Jimmy Zhan’s excellent adventure
Locally made short film debuts this week at Pageant Theatre
Seems that pretty much everybody has some half-finished screenplay languishing about the house, gathering dust until the day that some famous film producer drops by for coffee, and then casually mentions that he’s looking for a new project. To give San Francisco State grad Ryan J. Graham his due, he skipped the coffee and made his own damned movie.
Shot in Chico over the course of five weekends on a miniscule budget, this incongruous tale of star-crossed love made its way from the late-night stage at Blue Room Theatre to its debut as a video short at the Pageant Theatre this Saturday, the first stop on the way to attempting to infiltrate the film festival circuit.
A 20-minute ode to non sequitur, Jimmy Zhan, The Flying Mortician is a morality tale devised by a cowpoke (Brett Edwards) to keep Brandon’s (Edward Wicks)—his slightly tetchy (and side-saddle ridin’) companion—nattering yap shut as they settle down by a late-night campfire. As his story goes, seems that there was this mortician over in Stalinist Russia called Jimmy Zhan (Slim Barkowska) that once filled his time moonlighting as a wrassler on the pro circuit, kicking down with his collection of deadly moves for the edification of the peasants. But with the end of the Cold War, Jimmy is forced to abandon his first love and return fulltime to the cold ware.
Unfortunately, business down at the stiff plantation gets bad one season because some of the dead refuse to lay still and be properly attended to. During the course of this idle time at the mortuary, Jimmy comes across the love of his life in the still form of one of his customers. For some reason, she’s stubborn and refuses to remain ambulant. And even though he reads poetry by her gravesite, lovely but cold, she doesn’t reciprocate his advances. A dream sequence ensues.

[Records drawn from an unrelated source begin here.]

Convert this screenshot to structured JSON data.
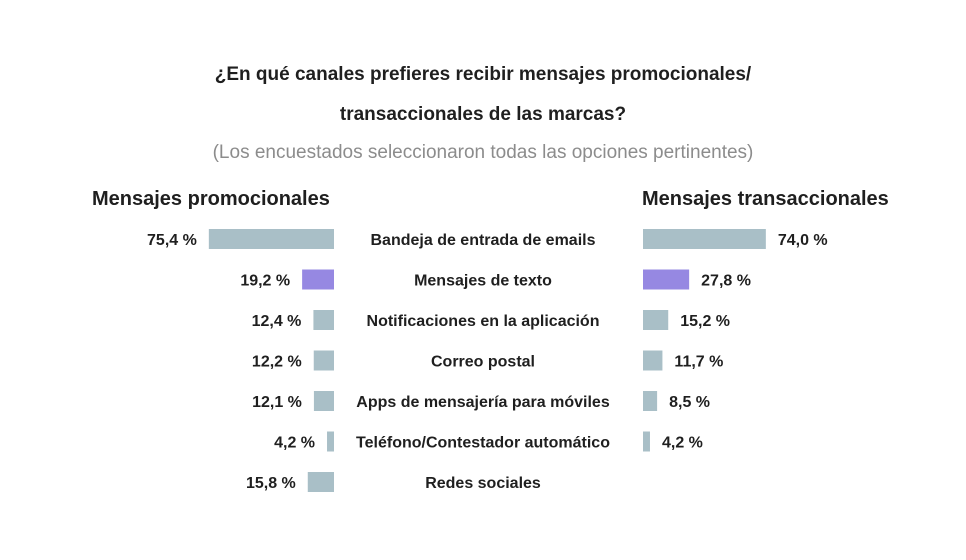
{
  "chart_data": {
    "type": "bar",
    "title_line1": "¿En qué canales prefieres recibir mensajes promocionales/",
    "title_line2": "transaccionales de las marcas?",
    "subtitle": "(Los encuestados seleccionaron todas las opciones pertinentes)",
    "categories": [
      "Bandeja de entrada de emails",
      "Mensajes de texto",
      "Notificaciones en la aplicación",
      "Correo postal",
      "Apps de mensajería para móviles",
      "Teléfono/Contestador automático",
      "Redes sociales"
    ],
    "series": [
      {
        "name": "Mensajes promocionales",
        "values": [
          75.4,
          19.2,
          12.4,
          12.2,
          12.1,
          4.2,
          15.8
        ],
        "labels": [
          "75,4 %",
          "19,2 %",
          "12,4 %",
          "12,2 %",
          "12,1 %",
          "4,2 %",
          "15,8 %"
        ]
      },
      {
        "name": "Mensajes transaccionales",
        "values": [
          74.0,
          27.8,
          15.2,
          11.7,
          8.5,
          4.2,
          null
        ],
        "labels": [
          "74,0 %",
          "27,8 %",
          "15,2 %",
          "11,7 %",
          "8,5 %",
          "4,2 %",
          null
        ]
      }
    ],
    "highlight_category": "Mensajes de texto",
    "colors": {
      "bar": "#a9bfc7",
      "highlight": "#9688e2",
      "text": "#1f1f1f",
      "subtitle": "#8c8c8c"
    }
  }
}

Unfortunately for those of crasser tastes, despite the premise implied of a land where the dead don’t sleep, there is no zombie gut-crunching action involved. Fortunately for those of a more poetic disposition, Jimmy Zhan is more along the lines of the classic Ray Bradbury short story, “The Reaper,” in which Death takes a holiday. Although the short only uses it as a plot device, and never really explores the matter much more after it is brought up.
Granted, it may seem a little non-linear for some tastes, but Jimmy Zhan still holds some charm in a WTF sort of way, although some of the humor may be a bit too insular for many (I did get a kick out of the subtitling of the King of the Dead Lew Gardner’s dialogue)
As a vehicle for the titular character, Chico theater vet Barkowska (himself en route to another venue at L.A. improvisational school for Saturday Night Live aspirants, The Groundlings) shows a steady hand at the wheel.
With his character resembling a hybrid of Peter Lorre in Mad Love and Tor Johnson ala Plan 9 From Outer Space, one is left with the hope that the adventure of Jimmy Zhan could be expanded into a feature that would tie together all of the avenues that the short film brings up, but neglects to further explore.